The Federation of Independent Retailers (NFRN) has warned that a rise to the national minimum wage and National Insurance contributions to fund social care could force local stores out of business.
The comment as the government announced a 1.25 per cent increase in national insurance contributions paid by both employees and employers.
According to the NFRN, for an employee earning an annual salary of £20,000, the employer and employee will each pay an additional £130 a year in contributions.
The increase in the national minimum wage will also cause an increase in pension contributions being paid.
“While the government is taking steps to solve major problems in our health and social care, a large part of the burden of these changes will hit already hard-pressed retailers,” NFRN national president Stuart Reddish said.
“The cumulative effect of the NI changes, minimum wage increase and resultant increases in pension contributions will push more local businesses towards not being financially viable. Every store put out of business will have a detrimental effect on their local communities.

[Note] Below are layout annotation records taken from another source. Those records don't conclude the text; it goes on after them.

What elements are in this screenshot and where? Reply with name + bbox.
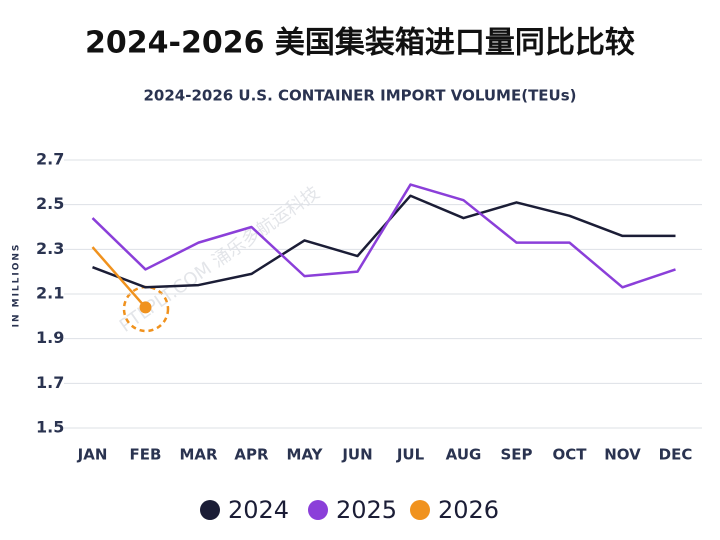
series-line — [91, 246, 147, 309]
legend-marker — [308, 500, 328, 520]
x-tick-label: JUN — [341, 446, 372, 464]
y-axis-label: IN MILLIONS — [12, 243, 22, 328]
x-tick-label: JUL — [396, 446, 425, 464]
legend-label: 2024 — [228, 496, 289, 524]
y-tick-label: 2.5 — [36, 194, 64, 213]
x-tick-label: APR — [234, 446, 269, 464]
series-point — [139, 301, 152, 314]
y-tick-label: 1.5 — [36, 418, 64, 437]
x-tick-label: MAY — [287, 446, 324, 464]
x-tick-label: JAN — [77, 446, 108, 464]
y-tick-label: 2.7 — [36, 150, 64, 169]
x-tick-label: NOV — [604, 446, 641, 464]
chart-subtitle: 2024-2026 U.S. CONTAINER IMPORT VOLUME(T… — [143, 87, 576, 105]
y-tick-label: 2.1 — [36, 284, 64, 303]
legend-marker — [200, 500, 220, 520]
y-tick-label: 1.9 — [36, 328, 64, 347]
y-tick-label: 1.7 — [36, 373, 64, 392]
x-tick-label: AUG — [446, 446, 482, 464]
chart-title: 2024-2026 美国集装箱进口量同比比较 — [85, 26, 635, 61]
legend-label: 2026 — [438, 496, 499, 524]
x-tick-label: FEB — [130, 446, 162, 464]
watermark: PTLPLT.COM 涌乐多航运科技 — [116, 182, 324, 336]
x-tick-label: SEP — [500, 446, 532, 464]
y-tick-label: 2.3 — [36, 239, 64, 258]
legend-marker — [410, 500, 430, 520]
x-tick-label: MAR — [179, 446, 218, 464]
x-tick-label: DEC — [659, 446, 693, 464]
legend-label: 2025 — [336, 496, 397, 524]
x-tick-label: OCT — [553, 446, 588, 464]
series-line — [91, 183, 676, 289]
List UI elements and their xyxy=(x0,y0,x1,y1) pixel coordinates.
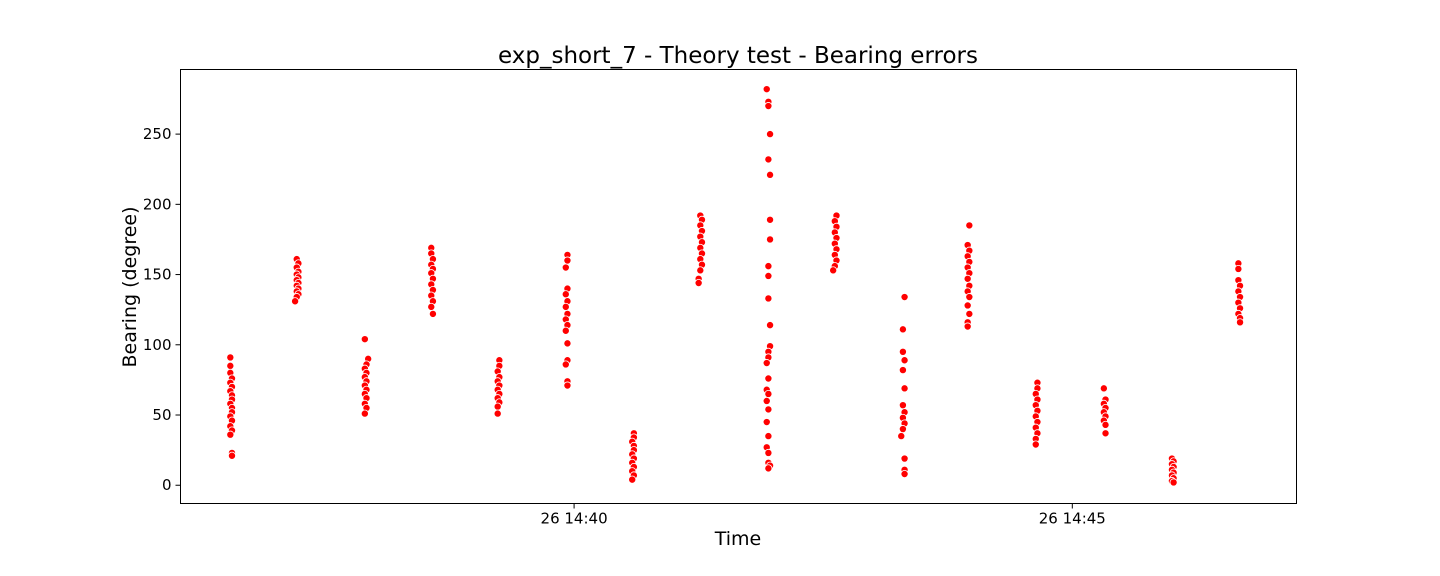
x-axis-label: Time xyxy=(714,528,762,550)
data-point xyxy=(965,293,974,302)
data-point xyxy=(766,170,775,179)
data-point xyxy=(1101,420,1110,429)
data-point xyxy=(561,290,570,299)
plot-area xyxy=(180,69,1297,504)
data-point xyxy=(360,335,369,344)
data-point xyxy=(764,262,773,271)
data-point xyxy=(764,432,773,441)
data-point xyxy=(963,322,972,331)
x-tick-label: 26 14:40 xyxy=(541,510,608,528)
data-point xyxy=(898,325,907,334)
data-point xyxy=(764,374,773,383)
data-point xyxy=(764,271,773,280)
data-point xyxy=(1234,264,1243,273)
data-point xyxy=(900,293,909,302)
data-point xyxy=(764,464,773,473)
data-point xyxy=(766,215,775,224)
data-point xyxy=(764,102,773,111)
y-tick-label: 50 xyxy=(152,406,171,424)
data-point xyxy=(561,263,570,272)
data-point xyxy=(762,359,771,368)
data-point xyxy=(563,339,572,348)
data-point xyxy=(696,266,705,275)
data-point xyxy=(1236,318,1245,327)
data-point xyxy=(963,301,972,310)
data-point xyxy=(764,294,773,303)
data-point xyxy=(694,278,703,287)
y-tick-label: 0 xyxy=(162,476,172,494)
y-tick-label: 100 xyxy=(143,336,172,354)
data-point xyxy=(226,430,235,439)
data-point xyxy=(766,321,775,330)
x-tick-label: 26 14:45 xyxy=(1039,510,1106,528)
data-point xyxy=(762,396,771,405)
data-point xyxy=(898,425,907,434)
data-point xyxy=(360,409,369,418)
data-point xyxy=(1031,440,1040,449)
data-point xyxy=(764,155,773,164)
data-point xyxy=(829,266,838,275)
data-point xyxy=(428,309,437,318)
data-point xyxy=(963,274,972,283)
data-point xyxy=(427,302,436,311)
data-point xyxy=(563,381,572,390)
data-point xyxy=(764,389,773,398)
data-point xyxy=(898,366,907,375)
data-point xyxy=(764,405,773,414)
data-point xyxy=(900,384,909,393)
data-point xyxy=(764,448,773,457)
data-point xyxy=(561,360,570,369)
data-point xyxy=(226,361,235,370)
data-point xyxy=(291,297,300,306)
y-axis-label: Bearing (degree) xyxy=(119,206,141,367)
data-point xyxy=(900,454,909,463)
data-point xyxy=(563,256,572,265)
data-point xyxy=(1169,478,1178,487)
y-axis: 0 50 100 150 200 250 xyxy=(143,125,181,494)
data-point xyxy=(900,356,909,365)
data-point xyxy=(493,402,502,411)
data-point xyxy=(898,347,907,356)
data-point xyxy=(897,432,906,441)
data-point xyxy=(227,451,236,460)
data-point xyxy=(766,130,775,139)
chart-title: exp_short_7 - Theory test - Bearing erro… xyxy=(498,43,978,69)
data-point xyxy=(1101,429,1110,438)
data-point xyxy=(1099,384,1108,393)
y-tick-label: 250 xyxy=(143,125,172,143)
data-point xyxy=(762,85,771,94)
data-point xyxy=(766,235,775,244)
data-point xyxy=(628,475,637,484)
data-point xyxy=(898,401,907,410)
data-point xyxy=(965,309,974,318)
x-axis: 26 14:40 26 14:45 xyxy=(541,503,1106,528)
data-points xyxy=(226,85,1245,487)
data-point xyxy=(900,470,909,479)
y-tick-label: 200 xyxy=(143,195,172,213)
data-point xyxy=(965,221,974,230)
data-point xyxy=(561,326,570,335)
data-point xyxy=(493,409,502,418)
data-point xyxy=(762,418,771,427)
data-point xyxy=(226,353,235,362)
data-point xyxy=(561,302,570,311)
y-tick-label: 150 xyxy=(143,266,172,284)
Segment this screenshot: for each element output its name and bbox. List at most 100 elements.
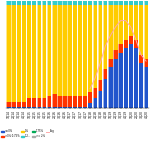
Bar [78,5,82,96]
Bar [144,1,148,5]
Bar [68,96,72,107]
Bar [93,1,97,5]
Bar [42,5,46,98]
Bar [42,107,46,108]
Bar [62,96,67,107]
Bar [134,40,138,48]
Bar [16,1,21,5]
Bar [52,1,57,5]
Bar [62,1,67,5]
Bar [52,5,57,94]
Bar [73,1,77,5]
Bar [98,80,102,91]
Bar [22,1,26,5]
Bar [37,1,41,5]
Bar [22,107,26,108]
Bar [103,1,107,5]
Bar [123,1,128,5]
Bar [6,107,11,108]
Bar [118,44,123,52]
Bar [93,5,97,88]
Bar [16,5,21,102]
Bar [144,5,148,59]
Bar [68,5,72,96]
Bar [37,107,41,108]
Bar [129,1,133,5]
Bar [11,5,16,102]
Bar [83,1,87,5]
Bar [118,5,123,44]
Bar [52,94,57,107]
Bar [123,5,128,40]
Bar [47,96,51,107]
Bar [57,1,62,5]
Bar [11,102,16,107]
Bar [134,48,138,108]
Bar [139,63,143,108]
Bar [37,5,41,98]
Bar [37,98,41,107]
Bar [113,5,118,50]
Bar [27,98,31,107]
Bar [113,1,118,5]
Bar [16,107,21,108]
Bar [73,107,77,108]
Bar [98,5,102,80]
Bar [42,1,46,5]
Bar [139,5,143,55]
Bar [57,5,62,96]
Bar [98,91,102,108]
Bar [78,1,82,5]
Bar [6,1,11,5]
Bar [144,59,148,68]
Bar [57,96,62,107]
Bar [139,1,143,5]
Bar [27,107,31,108]
Bar [78,96,82,107]
Bar [68,1,72,5]
Bar [32,107,36,108]
Bar [62,107,67,108]
Bar [103,5,107,69]
Bar [22,102,26,107]
Bar [68,107,72,108]
Bar [47,1,51,5]
Bar [32,5,36,98]
Bar [16,102,21,107]
Bar [11,1,16,5]
Bar [103,79,107,108]
Bar [83,5,87,96]
Bar [6,5,11,102]
Bar [129,36,133,44]
Bar [118,1,123,5]
Bar [88,103,92,108]
Bar [32,98,36,107]
Bar [11,107,16,108]
Bar [129,44,133,108]
Bar [47,5,51,96]
Bar [144,68,148,108]
Bar [57,107,62,108]
Bar [22,5,26,102]
Bar [47,107,51,108]
Bar [88,5,92,92]
Legend: <=0%, >0% 0.75%, 1%, 1.2..., 1.75%, >= 2%, Avg: <=0%, >0% 0.75%, 1%, 1.2..., 1.75%, >= 2… [0,128,56,139]
Bar [108,5,112,59]
Bar [134,5,138,40]
Bar [113,50,118,59]
Bar [108,68,112,108]
Bar [32,1,36,5]
Bar [83,96,87,107]
Bar [134,1,138,5]
Bar [93,98,97,108]
Bar [108,59,112,68]
Bar [27,1,31,5]
Bar [139,55,143,63]
Bar [83,107,87,108]
Bar [73,96,77,107]
Bar [88,1,92,5]
Bar [123,40,128,48]
Bar [52,107,57,108]
Bar [103,69,107,79]
Bar [73,5,77,96]
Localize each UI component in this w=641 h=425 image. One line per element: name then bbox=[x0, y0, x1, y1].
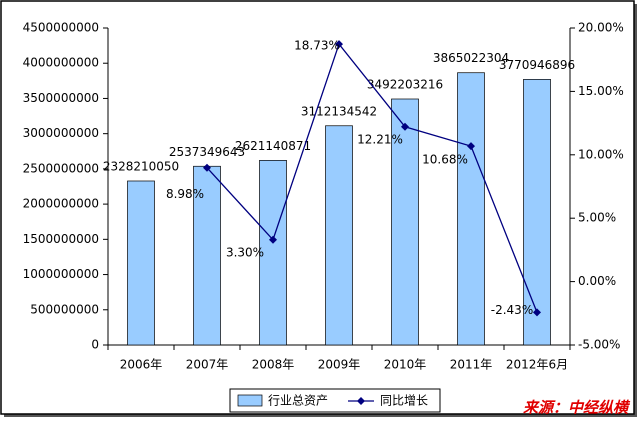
bar-value-label: 2328210050 bbox=[103, 159, 179, 173]
growth-value-label: -2.43% bbox=[491, 303, 533, 317]
y-tick-label: 3000000000 bbox=[23, 126, 99, 140]
y-tick-label: 2500000000 bbox=[23, 161, 99, 175]
growth-value-label: 12.21% bbox=[357, 132, 403, 146]
y-tick-label: 1500000000 bbox=[23, 232, 99, 246]
growth-value-label: 10.68% bbox=[422, 153, 468, 167]
bar-value-label: 3770946896 bbox=[499, 58, 575, 72]
bar-value-label: 2621140871 bbox=[235, 139, 311, 153]
x-tick-label: 2007年 bbox=[186, 358, 229, 372]
legend-swatch bbox=[237, 394, 263, 407]
y-tick-label: 4500000000 bbox=[23, 21, 99, 35]
y-tick-label: 1000000000 bbox=[23, 267, 99, 281]
growth-marker bbox=[467, 142, 475, 151]
x-tick-label: 2009年 bbox=[318, 358, 361, 372]
y-tick-label: 500000000 bbox=[30, 302, 99, 316]
y2-tick-label: -5.00% bbox=[578, 338, 620, 352]
bar-value-label: 3865022304 bbox=[433, 51, 509, 65]
growth-value-label: 8.98% bbox=[166, 187, 204, 201]
growth-marker bbox=[269, 235, 277, 244]
bar bbox=[259, 160, 287, 346]
y2-tick-label: 10.00% bbox=[578, 147, 624, 161]
bar bbox=[523, 79, 551, 346]
source: 来源：中经纵横 bbox=[523, 399, 631, 417]
legend-marker bbox=[357, 397, 365, 405]
bar bbox=[193, 165, 221, 346]
legend-label: 行业总资产 bbox=[268, 394, 328, 408]
x-tick-label: 2012年6月 bbox=[506, 358, 568, 372]
growth-line bbox=[206, 42, 538, 313]
bar bbox=[391, 98, 419, 346]
y-tick-label: 0 bbox=[91, 338, 99, 352]
y2-tick-label: 20.00% bbox=[578, 21, 624, 35]
bar-value-label: 3492203216 bbox=[367, 77, 443, 91]
growth-value-label: 18.73% bbox=[294, 39, 340, 53]
y-tick-label: 2000000000 bbox=[23, 197, 99, 211]
growth-marker bbox=[335, 40, 343, 49]
x-tick-label: 2011年 bbox=[450, 358, 493, 372]
growth-marker bbox=[533, 308, 541, 317]
x-tick-label: 2006年 bbox=[120, 358, 163, 372]
y-tick-label: 3500000000 bbox=[23, 91, 99, 105]
x-tick-label: 2008年 bbox=[252, 358, 295, 372]
y2-tick-label: 0.00% bbox=[578, 274, 616, 288]
y2-tick-label: 15.00% bbox=[578, 84, 624, 98]
y-tick-label: 4000000000 bbox=[23, 56, 99, 70]
growth-marker bbox=[203, 163, 211, 172]
bar bbox=[325, 125, 353, 346]
x-tick-label: 2010年 bbox=[384, 358, 427, 372]
growth-marker bbox=[401, 122, 409, 131]
growth-value-label: 3.30% bbox=[226, 245, 264, 259]
legend-label: 同比增长 bbox=[380, 394, 428, 408]
legend-box bbox=[229, 388, 441, 413]
bar-value-label: 3112134542 bbox=[301, 104, 377, 118]
bar bbox=[127, 180, 155, 346]
bar-value-label: 2537349643 bbox=[169, 145, 245, 159]
bar bbox=[457, 72, 485, 346]
y2-tick-label: 5.00% bbox=[578, 211, 616, 225]
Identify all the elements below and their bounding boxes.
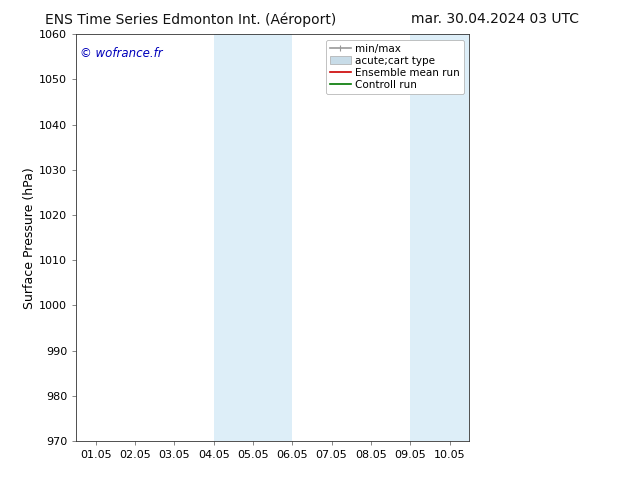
Bar	[214, 34, 292, 441]
Text: mar. 30.04.2024 03 UTC: mar. 30.04.2024 03 UTC	[411, 12, 578, 26]
Text: © wofrance.fr: © wofrance.fr	[80, 47, 163, 59]
Y-axis label: Surface Pressure (hPa): Surface Pressure (hPa)	[23, 167, 36, 309]
Text: ENS Time Series Edmonton Int. (Aéroport): ENS Time Series Edmonton Int. (Aéroport)	[44, 12, 336, 27]
Legend: min/max, acute;cart type, Ensemble mean run, Controll run: min/max, acute;cart type, Ensemble mean …	[326, 40, 464, 94]
Bar	[410, 34, 469, 441]
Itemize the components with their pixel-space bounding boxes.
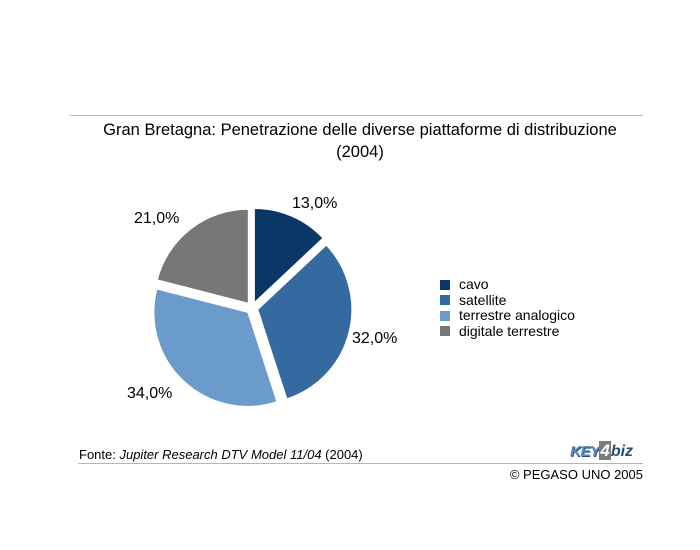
chart-title: Gran Bretagna: Penetrazione delle divers…: [70, 119, 650, 163]
legend-item-digitale-terrestre: digitale terrestre: [440, 322, 575, 340]
logo-part-biz: biz: [610, 443, 634, 460]
top-rule: [70, 115, 643, 116]
slice-label-digitale-terrestre: 21,0%: [134, 210, 179, 227]
legend-swatch: [440, 310, 450, 321]
logo-part-4: 4: [599, 441, 611, 460]
legend-label: digitale terrestre: [459, 322, 560, 339]
slice-label-satellite: 32,0%: [352, 330, 397, 347]
slice-label-terrestre-analogico: 34,0%: [127, 385, 172, 402]
chart-title-line-2: (2004): [336, 143, 384, 161]
chart-title-line-1: Gran Bretagna: Penetrazione delle divers…: [103, 121, 617, 139]
source-note: Fonte: Jupiter Research DTV Model 11/04 …: [79, 447, 363, 462]
source-suffix: (2004): [321, 447, 363, 462]
bottom-rule: [78, 463, 643, 464]
key4biz-logo: KEY4biz: [570, 441, 633, 461]
source-name: Jupiter Research DTV Model 11/04: [119, 447, 322, 462]
legend: cavo satellite terrestre analogico digitale…: [440, 276, 575, 340]
pie-slice-digitale-terrestre: [156, 208, 249, 304]
pie-slice-cavo: [253, 207, 324, 304]
legend-label: cavo: [459, 276, 489, 292]
source-prefix: Fonte:: [79, 447, 120, 462]
legend-label: satellite: [459, 291, 507, 308]
legend-label: terrestre analogico: [459, 307, 575, 323]
pie-slice-satellite: [257, 244, 353, 400]
legend-swatch: [440, 295, 450, 306]
logo-part-key: KEY: [570, 443, 600, 460]
legend-item-terrestre-analogico: terrestre analogico: [440, 307, 575, 324]
slice-label-cavo: 13,0%: [292, 195, 337, 212]
legend-item-satellite: satellite: [440, 291, 575, 309]
pie-slice-terrestre-analogico: [153, 288, 278, 407]
legend-item-cavo: cavo: [440, 276, 575, 293]
legend-swatch: [440, 326, 450, 337]
copyright-note: © PEGASO UNO 2005: [509, 467, 643, 482]
legend-swatch: [440, 279, 450, 290]
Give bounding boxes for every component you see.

“We can only hope that the government realises the dangers for the independent retail sector and takes the opportunity to relieve at least some of the burden on store owners, as part of the business rates review this autumn.”
The news comes as the British Independent Retail Association (BIRA) has also warned the tax increase will “further burden” independent stores before they have even recovered from the financial loss of lockdown.
The “disappointing” decision will unfairly impact small businesses and lower-paid workers, according to BIRA.